Eloge (dithyrambique) des baisses de prix

Pour décider froidement d'une baisse de prix, il faut être courageux et accepter de perdre quelque chose pour sauver l'essentiel. Les volontaristes pusillanimes, eux, ne s'y résolvent que lorsqu'ils n'ont plus le choix, et les dégâts qu'ils causent sont d'une tout autre ampleur. Inutile de préciser que cette façon de faire est l'héritage d'un passé qu'on croyait lointain : il y a plus de dix ans, en effet, qu'on a pris conscience du fait que les prix sont un levier comme les autres, et qu'on peut les augmenter ou les réduire selon les nécessités et les opportunités du moment. Un peu moins de volontarisme et on reprendra le chemin. Le pas qui reste à franchir est cependant le plus difficile et, qui plus est, la conjoncture est mauvaise.
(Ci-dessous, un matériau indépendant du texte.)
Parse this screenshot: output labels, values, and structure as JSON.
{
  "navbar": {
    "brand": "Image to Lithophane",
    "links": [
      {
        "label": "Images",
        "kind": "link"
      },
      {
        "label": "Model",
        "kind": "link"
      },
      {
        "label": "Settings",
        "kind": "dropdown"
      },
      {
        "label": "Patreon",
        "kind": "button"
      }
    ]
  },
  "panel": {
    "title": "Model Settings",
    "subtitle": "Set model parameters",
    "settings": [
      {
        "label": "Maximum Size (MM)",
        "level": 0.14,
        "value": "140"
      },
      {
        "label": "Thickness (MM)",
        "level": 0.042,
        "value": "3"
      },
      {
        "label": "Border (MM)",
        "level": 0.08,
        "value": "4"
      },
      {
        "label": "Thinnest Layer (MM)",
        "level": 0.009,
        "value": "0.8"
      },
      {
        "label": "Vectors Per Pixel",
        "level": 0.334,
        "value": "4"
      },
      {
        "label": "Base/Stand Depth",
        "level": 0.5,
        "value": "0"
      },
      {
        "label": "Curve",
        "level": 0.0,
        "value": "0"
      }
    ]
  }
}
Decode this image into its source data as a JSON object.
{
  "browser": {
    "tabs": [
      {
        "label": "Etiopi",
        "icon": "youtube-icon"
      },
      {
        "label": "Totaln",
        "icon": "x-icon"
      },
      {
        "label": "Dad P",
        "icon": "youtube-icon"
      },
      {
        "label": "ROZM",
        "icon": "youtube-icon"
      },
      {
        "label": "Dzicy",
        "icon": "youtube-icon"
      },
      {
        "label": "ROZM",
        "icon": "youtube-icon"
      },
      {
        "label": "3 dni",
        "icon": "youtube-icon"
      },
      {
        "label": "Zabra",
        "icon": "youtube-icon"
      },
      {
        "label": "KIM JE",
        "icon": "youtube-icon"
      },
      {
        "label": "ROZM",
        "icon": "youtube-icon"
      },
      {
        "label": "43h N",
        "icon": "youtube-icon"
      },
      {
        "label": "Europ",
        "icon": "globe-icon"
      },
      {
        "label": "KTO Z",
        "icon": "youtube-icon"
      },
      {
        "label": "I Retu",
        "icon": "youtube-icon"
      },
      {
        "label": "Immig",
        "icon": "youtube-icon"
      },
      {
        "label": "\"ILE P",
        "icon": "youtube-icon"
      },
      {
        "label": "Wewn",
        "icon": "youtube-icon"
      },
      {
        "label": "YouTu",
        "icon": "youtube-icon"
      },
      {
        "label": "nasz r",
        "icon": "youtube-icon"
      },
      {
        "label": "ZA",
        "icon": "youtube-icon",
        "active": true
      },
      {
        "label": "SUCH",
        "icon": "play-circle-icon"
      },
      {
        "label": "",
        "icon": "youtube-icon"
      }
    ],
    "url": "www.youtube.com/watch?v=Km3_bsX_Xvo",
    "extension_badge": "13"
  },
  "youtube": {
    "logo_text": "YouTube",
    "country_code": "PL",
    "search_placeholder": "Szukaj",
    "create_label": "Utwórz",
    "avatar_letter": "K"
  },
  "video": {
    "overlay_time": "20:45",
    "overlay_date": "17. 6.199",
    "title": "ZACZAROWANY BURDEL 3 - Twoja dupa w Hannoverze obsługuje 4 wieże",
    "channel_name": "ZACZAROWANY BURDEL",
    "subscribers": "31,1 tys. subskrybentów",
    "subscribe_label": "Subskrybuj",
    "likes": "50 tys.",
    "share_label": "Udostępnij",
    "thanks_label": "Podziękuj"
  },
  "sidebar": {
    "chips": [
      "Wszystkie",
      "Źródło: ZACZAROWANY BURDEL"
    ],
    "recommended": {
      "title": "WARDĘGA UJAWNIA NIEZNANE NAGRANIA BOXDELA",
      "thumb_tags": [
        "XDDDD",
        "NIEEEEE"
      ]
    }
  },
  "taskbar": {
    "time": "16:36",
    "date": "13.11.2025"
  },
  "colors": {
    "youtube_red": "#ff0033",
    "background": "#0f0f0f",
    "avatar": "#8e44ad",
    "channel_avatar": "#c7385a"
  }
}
Rappelons tout d'abord que pour soutenir la demande sur la durée, il n'y a pas d'autre voie que la baisse continue des prix du produit automobile ; dans cette optique, le "price leader" est bien celui qui anticipe les baisses de prix, et qui oblige les concurrents à le suivre. On remarquera au passage qu'il faut être particulièrement solide pour assumer ce rôle. Mais comment faire, lorsque les prix de l'acier grimpent, par exemple ? Il y a deux possibilités : soit on s'arrange pour freiner la croissance de la Chine et de quelques autres pays ; soit on s'attaque sérieusement aux coûts de distribution. La première option semble être la plus facile à réaliser, mais il vaut mieux s'attaquer à la seconde, pour des tas de raisons.